O jornalista Carlos Morais José regressou ao painel do programa de opinião “Contraponto” da TDM, transmitido no último Domingo. Um regresso que se saúda do director do Hoje Macau, que depois de uma pausa sabática durante a qual planeava fazer parte de uma lista concorrente às últimas eleições legislativas, ambição que viria a sair frustrada por motivos que são do conhecimento geral. Sem desprezo pelos restantes participantes do programa, CMJ dá um toque especial ao “Contraponto”, com a sua presença que se torna impossível de passar despercebida, a teatralidade, a forma como recorre à ironia e até algum humor negro, a maneira como exerce o direito ao contraditório, entrando por vezes em confronto verbal com os restantes opinadores, em suma, produz bons momentos de debate televisivo. Pode ser quem não aprecie o estilo, o jeito como expressa o seu desacordo com a opinião alheia, mas o programa chama-se “Contraponto”, e o mínimo que se pede é uma saudável troca de galhardetes. Se for para todos concordarem em tudo, mais vale desligar a TV e ir ver um bom filme de porrada, porque a “harmonia” é uma coisa maravilhosa, sem dúvida, mas tudo o que é demais enjoa.
Posto isto, no último “Contraponto” falou-se ainda das eleições do dia 15, e do significado dos resultados para o futuro do território no plano político. O momento alto foi quando CMJ defendeu a teoria de que a população de Macau “não está preparada para eleições”, que “seria um erro eleger o Chefe do Executivo através do sufrágio directo e universal”, e que “o povo de Macau não existe”, ou que pelo menos a maioria dos residentes da RAEM, de onde saem os eleitores que foram às urnas há duas semanas não têm um sentimento de pertença a Macau, não se consideram “ou mun yan”, ou “pessoas de Macau”, e que se identificam mais com as suas raízes, da China continental. Esta foi a leitura que o director do Hoje fez dos resultados eleitorais, que deram uma vitória clara aos sectores empresariais e do jogo, sobre os candidatos do campo da pró-democracia, ou anti-sistema. Leitura que é muito semelhante áquela feita no artigo assinado pelo próprio CMJ na edição de sexta-feira do seu jornal.

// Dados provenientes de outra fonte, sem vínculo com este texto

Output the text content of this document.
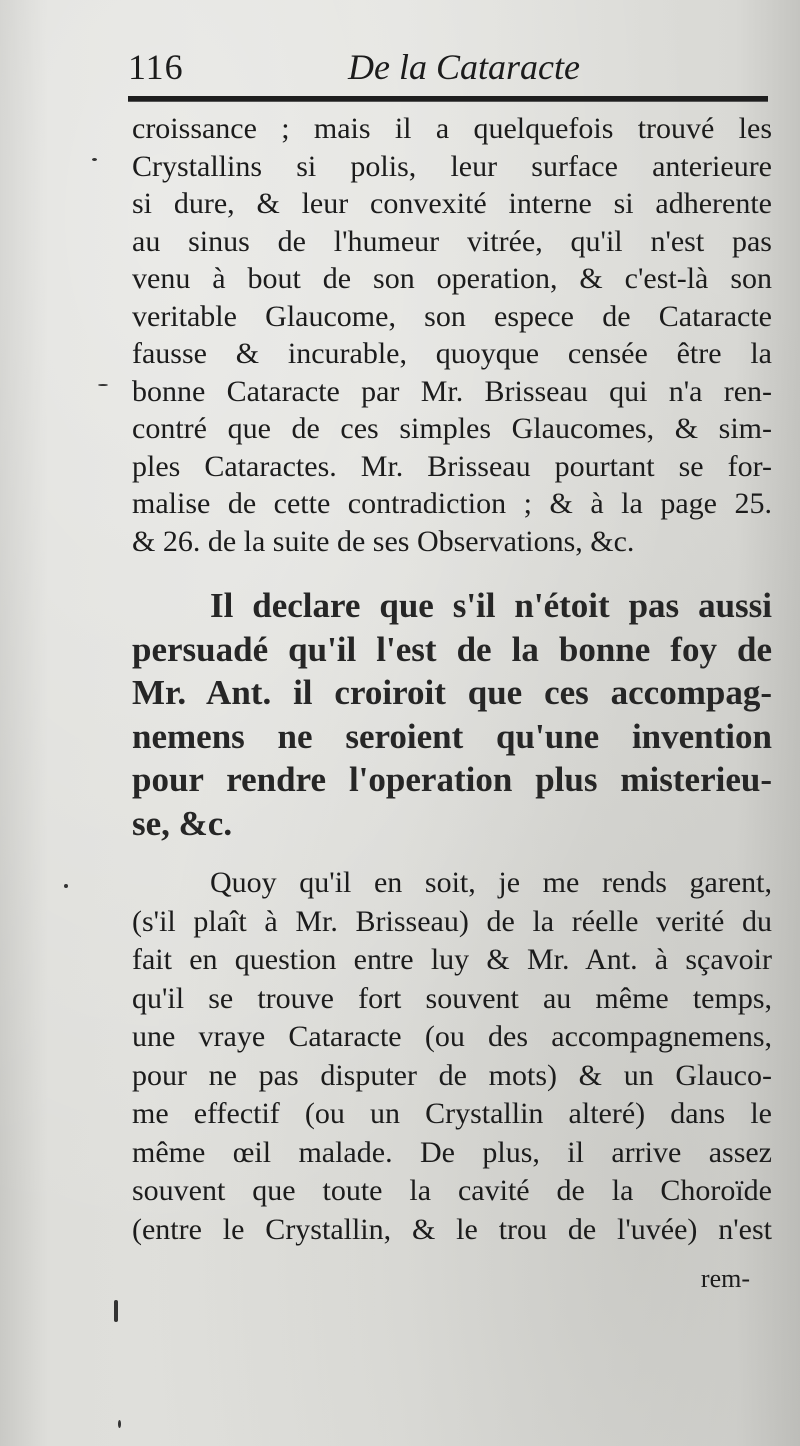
116	De la Cataracte
croissance ; mais il a quelquefois trouvé les
Crystallins si polis, leur surface anterieure
si dure, & leur convexité interne si adherente
au sinus de l'humeur vitrée, qu'il n'est pas
venu à bout de son operation, & c'est-là son
veritable Glaucome, son espece de Cataracte
fausse & incurable, quoyque censée être la
bonne Cataracte par Mr. Brisseau qui n'a ren-
contré que de ces simples Glaucomes, & sim-
ples Cataractes. Mr. Brisseau pourtant se for-
malise de cette contradiction ; & à la page 25.
& 26. de la suite de ses Observations, &c.
Il declare que s'il n'étoit pas aussi
persuadé qu'il l'est de la bonne foy de
Mr. Ant. il croiroit que ces accompag-
nemens ne seroient qu'une invention
pour rendre l'operation plus misterieu-
se, &c.
Quoy qu'il en soit, je me rends garent,
(s'il plaît à Mr. Brisseau) de la réelle verité du
fait en question entre luy & Mr. Ant. à sçavoir
qu'il se trouve fort souvent au même temps,
une vraye Cataracte (ou des accompagnemens,
pour ne pas disputer de mots) & un Glauco-
me effectif (ou un Crystallin alteré) dans le
même œil malade. De plus, il arrive assez
souvent que toute la cavité de la Choroïde
(entre le Crystallin, & le trou de l'uvée) n'est
rem-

Não me tinha pronunciado sobre esse artigo, de que gostei bastante, e ainda bem, pois assim posso fazê-lo agora depois do aceso debate no “Contraponto”, onde Paulo Rêgo, Frederico Rato e o próprio moderador Gilberto Lopes iam pedindo a CMJ que se explicasse sobre essa ideia de que as gentes de Macau “não estão preparadas para o sufrágio directo e universal”. Não me resta senão concordar com CMJ, na forma e no feitio, e só tenho pena que tenha aguardado até estas eleições e ver para crer: em Macau não existe cultura democrática. Adorava que houvesse, e juro que acho o sufrágio universal o máximo, e adorava ver o Chefe do Executivo eleito pelo voto popular, portanto não me interpretem mal. O problema é que quando a população de Macau teve a oportunidade de demonstrar que estava preparada para dar mais um passo nesse sentido, estragou tudo, e deu mostras que isto da política e de eleições é demasiado sério para deixar nas mãos de quem não sabe da missa a metade. E esta análise da “oportunidade perdida” já eu tinha feito logo após sairem os resultados eleitorais.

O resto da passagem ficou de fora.